Monday, 28 August 2017

The Sheriff of Babylon

Tom King & Mitch Gerads The Sheriff of Babylon volume one (2016)
Tom King once worked for the CIA, and as such his CV seems fairly atypical for a comic book writer, although it could also be argued that the sheer quality of his writing also makes him fairly atypical. This one, set in Iraq in the immediate wake of the fall of Saddam, may not be directly autobiographical but is clearly drawn from experience. You can really tell that he was there and that he knows what he's talking about.

The story follows the hunt for the killer of a young Iraqi undergoing training as a provisional cop, one death in the middle of a city which remains a warzone. However, that The Sheriff of Babylon is more or less a whodunnit is easily overlooked, such is the raw force of the environment and the circumstances of its creation. I suppose you might even argue that Baghdad itself is the main character.
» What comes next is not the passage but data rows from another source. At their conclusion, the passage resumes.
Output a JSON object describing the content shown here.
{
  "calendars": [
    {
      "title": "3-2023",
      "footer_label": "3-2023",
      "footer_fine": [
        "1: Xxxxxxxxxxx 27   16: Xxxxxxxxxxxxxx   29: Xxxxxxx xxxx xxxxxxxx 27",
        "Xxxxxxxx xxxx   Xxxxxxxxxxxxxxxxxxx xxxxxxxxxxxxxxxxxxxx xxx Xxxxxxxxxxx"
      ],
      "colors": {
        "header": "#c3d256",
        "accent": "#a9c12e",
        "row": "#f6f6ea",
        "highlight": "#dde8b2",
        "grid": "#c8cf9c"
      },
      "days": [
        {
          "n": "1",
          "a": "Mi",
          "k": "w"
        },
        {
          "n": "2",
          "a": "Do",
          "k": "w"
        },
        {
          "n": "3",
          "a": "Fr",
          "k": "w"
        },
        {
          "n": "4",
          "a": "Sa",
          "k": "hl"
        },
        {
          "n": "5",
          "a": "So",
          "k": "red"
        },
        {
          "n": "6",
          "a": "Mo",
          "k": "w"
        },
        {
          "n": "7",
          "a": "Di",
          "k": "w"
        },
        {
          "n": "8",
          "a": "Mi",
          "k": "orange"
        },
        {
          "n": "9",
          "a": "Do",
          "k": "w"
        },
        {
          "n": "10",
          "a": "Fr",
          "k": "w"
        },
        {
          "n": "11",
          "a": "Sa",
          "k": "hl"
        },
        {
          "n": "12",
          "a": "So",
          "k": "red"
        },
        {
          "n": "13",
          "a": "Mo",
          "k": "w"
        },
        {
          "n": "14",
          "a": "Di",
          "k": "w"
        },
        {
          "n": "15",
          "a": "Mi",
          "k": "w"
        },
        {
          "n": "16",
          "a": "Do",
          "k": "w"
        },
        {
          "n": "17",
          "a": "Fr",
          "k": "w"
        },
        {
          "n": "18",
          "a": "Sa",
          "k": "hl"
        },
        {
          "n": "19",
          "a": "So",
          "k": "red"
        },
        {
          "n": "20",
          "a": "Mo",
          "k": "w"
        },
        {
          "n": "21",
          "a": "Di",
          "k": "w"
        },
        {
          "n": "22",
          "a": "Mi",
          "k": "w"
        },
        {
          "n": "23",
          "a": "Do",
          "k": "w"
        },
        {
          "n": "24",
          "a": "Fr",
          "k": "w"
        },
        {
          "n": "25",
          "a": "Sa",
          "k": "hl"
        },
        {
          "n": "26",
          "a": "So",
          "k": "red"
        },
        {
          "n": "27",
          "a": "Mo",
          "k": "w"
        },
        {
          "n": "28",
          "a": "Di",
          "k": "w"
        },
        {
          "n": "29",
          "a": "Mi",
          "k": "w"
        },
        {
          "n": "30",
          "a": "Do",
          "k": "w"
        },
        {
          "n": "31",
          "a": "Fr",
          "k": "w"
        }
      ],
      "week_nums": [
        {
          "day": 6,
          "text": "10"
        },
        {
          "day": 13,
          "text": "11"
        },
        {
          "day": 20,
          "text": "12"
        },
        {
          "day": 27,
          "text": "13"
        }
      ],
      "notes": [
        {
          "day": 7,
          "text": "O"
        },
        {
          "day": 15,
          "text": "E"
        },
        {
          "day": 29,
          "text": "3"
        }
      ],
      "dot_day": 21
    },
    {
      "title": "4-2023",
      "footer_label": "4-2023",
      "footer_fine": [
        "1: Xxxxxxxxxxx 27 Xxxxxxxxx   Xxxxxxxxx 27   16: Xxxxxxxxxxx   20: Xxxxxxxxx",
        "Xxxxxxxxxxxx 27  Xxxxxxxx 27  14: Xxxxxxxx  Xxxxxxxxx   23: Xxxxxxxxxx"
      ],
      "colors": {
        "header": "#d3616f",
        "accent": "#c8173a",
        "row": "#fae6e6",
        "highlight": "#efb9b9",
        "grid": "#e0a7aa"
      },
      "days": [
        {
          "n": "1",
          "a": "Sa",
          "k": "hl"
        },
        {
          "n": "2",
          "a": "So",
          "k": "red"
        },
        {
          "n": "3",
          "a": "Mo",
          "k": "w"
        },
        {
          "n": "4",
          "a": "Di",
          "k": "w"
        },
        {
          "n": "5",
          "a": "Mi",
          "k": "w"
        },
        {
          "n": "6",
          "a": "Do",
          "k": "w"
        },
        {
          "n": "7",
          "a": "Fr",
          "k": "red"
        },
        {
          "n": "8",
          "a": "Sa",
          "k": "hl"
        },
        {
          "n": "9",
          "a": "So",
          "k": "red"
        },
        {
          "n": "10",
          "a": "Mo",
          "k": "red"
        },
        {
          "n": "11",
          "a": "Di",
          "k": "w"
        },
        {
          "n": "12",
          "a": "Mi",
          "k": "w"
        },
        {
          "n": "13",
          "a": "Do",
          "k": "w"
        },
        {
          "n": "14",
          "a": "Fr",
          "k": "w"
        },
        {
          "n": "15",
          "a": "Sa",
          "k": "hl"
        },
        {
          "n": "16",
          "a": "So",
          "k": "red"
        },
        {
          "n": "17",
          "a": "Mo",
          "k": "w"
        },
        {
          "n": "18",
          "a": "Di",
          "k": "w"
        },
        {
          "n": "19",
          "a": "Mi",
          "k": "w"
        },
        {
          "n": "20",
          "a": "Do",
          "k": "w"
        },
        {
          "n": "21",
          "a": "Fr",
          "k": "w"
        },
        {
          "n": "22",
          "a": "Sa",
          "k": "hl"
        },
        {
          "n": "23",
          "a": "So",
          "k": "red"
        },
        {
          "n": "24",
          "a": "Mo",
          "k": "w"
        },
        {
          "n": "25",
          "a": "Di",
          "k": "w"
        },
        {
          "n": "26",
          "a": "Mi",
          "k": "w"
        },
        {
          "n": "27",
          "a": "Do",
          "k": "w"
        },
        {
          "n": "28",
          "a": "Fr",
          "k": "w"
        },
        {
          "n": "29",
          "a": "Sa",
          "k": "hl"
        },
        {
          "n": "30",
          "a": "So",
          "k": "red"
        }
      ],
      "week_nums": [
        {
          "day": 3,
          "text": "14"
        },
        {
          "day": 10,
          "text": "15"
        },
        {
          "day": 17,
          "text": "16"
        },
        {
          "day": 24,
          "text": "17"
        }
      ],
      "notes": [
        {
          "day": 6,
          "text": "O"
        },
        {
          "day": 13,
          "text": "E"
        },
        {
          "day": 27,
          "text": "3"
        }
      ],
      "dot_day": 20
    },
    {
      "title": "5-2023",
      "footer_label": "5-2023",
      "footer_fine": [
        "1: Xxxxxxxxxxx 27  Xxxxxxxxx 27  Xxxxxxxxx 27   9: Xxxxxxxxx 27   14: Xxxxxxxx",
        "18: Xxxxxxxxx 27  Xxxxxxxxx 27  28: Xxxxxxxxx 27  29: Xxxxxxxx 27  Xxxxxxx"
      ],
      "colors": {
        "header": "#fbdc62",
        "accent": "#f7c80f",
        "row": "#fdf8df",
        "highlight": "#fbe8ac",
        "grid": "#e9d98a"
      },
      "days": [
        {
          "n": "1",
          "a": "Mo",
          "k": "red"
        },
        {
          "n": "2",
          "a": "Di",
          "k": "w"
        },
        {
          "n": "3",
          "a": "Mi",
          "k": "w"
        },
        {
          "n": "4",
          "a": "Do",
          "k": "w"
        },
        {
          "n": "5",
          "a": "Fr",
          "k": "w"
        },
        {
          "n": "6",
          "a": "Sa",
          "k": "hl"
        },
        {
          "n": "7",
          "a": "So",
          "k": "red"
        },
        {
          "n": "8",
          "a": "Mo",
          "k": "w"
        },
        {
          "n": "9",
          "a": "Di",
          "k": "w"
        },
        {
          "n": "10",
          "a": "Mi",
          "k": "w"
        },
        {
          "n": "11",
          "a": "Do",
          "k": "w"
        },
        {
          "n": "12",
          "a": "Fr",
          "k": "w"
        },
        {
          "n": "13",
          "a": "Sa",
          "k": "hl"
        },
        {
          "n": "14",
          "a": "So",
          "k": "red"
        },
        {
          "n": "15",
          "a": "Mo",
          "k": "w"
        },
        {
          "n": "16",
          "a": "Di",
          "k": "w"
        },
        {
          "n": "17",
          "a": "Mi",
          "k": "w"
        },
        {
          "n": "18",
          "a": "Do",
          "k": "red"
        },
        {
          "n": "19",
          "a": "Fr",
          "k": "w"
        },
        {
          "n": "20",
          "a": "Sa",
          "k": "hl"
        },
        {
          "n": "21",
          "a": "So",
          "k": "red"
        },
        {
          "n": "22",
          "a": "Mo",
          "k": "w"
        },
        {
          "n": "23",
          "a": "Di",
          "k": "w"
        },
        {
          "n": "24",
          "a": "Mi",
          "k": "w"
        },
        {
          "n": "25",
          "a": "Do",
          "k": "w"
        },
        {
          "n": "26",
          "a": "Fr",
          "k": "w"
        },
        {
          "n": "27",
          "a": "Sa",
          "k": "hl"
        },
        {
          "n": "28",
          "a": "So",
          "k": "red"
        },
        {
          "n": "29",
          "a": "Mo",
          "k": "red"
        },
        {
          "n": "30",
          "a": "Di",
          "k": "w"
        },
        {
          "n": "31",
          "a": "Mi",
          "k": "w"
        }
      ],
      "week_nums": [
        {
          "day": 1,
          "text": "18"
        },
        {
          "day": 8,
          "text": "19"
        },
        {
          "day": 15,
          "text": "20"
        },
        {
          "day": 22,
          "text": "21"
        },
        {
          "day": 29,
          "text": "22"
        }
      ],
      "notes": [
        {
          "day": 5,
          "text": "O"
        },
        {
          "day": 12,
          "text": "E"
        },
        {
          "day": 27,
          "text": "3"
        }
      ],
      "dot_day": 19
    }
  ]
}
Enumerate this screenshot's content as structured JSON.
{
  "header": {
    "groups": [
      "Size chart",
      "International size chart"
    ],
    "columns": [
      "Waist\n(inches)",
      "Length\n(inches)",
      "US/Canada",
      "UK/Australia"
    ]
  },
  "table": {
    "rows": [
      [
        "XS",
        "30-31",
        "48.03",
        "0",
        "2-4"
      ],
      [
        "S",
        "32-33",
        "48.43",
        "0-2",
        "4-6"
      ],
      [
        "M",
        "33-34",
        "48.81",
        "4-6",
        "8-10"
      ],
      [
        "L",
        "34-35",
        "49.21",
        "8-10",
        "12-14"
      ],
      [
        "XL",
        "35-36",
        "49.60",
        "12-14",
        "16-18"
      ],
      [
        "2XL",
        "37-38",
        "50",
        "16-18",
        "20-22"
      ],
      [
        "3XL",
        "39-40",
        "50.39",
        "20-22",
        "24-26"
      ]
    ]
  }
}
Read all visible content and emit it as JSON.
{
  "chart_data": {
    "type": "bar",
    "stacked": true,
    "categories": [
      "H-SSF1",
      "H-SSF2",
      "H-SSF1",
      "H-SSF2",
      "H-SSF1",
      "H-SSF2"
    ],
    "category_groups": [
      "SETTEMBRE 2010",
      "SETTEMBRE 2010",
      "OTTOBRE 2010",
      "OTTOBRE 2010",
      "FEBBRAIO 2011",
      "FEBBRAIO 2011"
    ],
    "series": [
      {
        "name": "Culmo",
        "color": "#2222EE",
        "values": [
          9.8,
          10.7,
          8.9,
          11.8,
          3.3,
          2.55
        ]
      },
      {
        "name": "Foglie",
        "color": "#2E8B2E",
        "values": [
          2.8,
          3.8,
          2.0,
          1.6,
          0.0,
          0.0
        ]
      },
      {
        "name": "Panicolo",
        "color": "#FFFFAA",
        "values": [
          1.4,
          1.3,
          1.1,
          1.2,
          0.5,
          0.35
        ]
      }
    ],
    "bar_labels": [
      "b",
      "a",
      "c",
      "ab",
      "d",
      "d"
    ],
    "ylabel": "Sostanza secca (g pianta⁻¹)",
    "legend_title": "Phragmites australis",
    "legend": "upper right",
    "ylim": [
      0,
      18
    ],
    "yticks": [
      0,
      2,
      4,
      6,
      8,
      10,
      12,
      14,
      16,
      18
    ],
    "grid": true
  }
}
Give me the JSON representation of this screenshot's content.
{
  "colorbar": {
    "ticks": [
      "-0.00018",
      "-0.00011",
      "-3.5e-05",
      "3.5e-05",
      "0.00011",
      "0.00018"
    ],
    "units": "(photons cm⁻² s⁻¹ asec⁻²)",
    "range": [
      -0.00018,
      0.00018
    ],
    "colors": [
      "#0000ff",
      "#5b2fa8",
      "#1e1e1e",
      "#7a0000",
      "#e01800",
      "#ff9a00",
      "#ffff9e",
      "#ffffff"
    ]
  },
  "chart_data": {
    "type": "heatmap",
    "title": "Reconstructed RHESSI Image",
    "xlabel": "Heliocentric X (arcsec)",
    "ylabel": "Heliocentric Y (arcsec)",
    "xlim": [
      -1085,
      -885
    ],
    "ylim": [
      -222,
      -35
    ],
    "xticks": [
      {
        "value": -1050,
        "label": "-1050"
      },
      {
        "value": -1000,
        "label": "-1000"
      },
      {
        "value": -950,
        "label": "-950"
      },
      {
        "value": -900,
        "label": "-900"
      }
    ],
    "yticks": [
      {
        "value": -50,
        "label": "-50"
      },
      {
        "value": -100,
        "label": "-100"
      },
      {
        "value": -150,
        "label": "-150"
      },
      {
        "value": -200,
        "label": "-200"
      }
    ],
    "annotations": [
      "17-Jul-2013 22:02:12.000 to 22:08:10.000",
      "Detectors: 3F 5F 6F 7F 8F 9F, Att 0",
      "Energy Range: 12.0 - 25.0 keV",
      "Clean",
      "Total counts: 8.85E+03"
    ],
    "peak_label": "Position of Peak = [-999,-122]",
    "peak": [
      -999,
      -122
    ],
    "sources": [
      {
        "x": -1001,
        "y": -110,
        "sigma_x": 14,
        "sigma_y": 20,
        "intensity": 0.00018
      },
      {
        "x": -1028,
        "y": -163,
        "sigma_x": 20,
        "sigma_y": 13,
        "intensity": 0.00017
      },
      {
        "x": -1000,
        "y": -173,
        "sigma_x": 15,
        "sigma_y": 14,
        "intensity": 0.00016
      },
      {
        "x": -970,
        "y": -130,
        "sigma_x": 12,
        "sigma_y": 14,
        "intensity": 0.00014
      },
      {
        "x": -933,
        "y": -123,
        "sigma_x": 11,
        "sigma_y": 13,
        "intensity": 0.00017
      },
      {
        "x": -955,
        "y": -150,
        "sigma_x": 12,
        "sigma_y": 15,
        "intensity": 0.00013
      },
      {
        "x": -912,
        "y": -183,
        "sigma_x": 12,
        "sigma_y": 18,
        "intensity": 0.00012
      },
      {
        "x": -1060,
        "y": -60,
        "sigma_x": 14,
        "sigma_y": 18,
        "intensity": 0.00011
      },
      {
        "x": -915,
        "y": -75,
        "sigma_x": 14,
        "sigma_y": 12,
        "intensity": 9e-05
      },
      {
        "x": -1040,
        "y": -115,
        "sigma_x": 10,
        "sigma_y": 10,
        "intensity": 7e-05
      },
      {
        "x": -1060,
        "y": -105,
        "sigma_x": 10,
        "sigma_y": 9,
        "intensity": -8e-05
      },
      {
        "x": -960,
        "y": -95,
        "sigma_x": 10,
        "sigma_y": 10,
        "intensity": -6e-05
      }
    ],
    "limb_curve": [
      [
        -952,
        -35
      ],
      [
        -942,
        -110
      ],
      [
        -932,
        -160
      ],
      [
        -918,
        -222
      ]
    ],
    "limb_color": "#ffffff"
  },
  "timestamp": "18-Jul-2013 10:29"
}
The art is astonishing, as are the dialogue and characterisation, and so much so as to leave you wondering if you'll ever be able to go back to reading a regular comic book. This is how people actually talk, and King and Gerads make us feel as though we're there in the room. It's a story told about a situation so shitty that you simply can't tell stories about it, and yet it's happening here with a breathtaking lightness of touch, and even jokes - just like real life.

Considering all the horrible bullshit spouted over Iraq, the Middle East, and Islam with no actual experience or qualification to inform those most visibly engaged with the spouting, I'd suggest that everybody needs to read this book.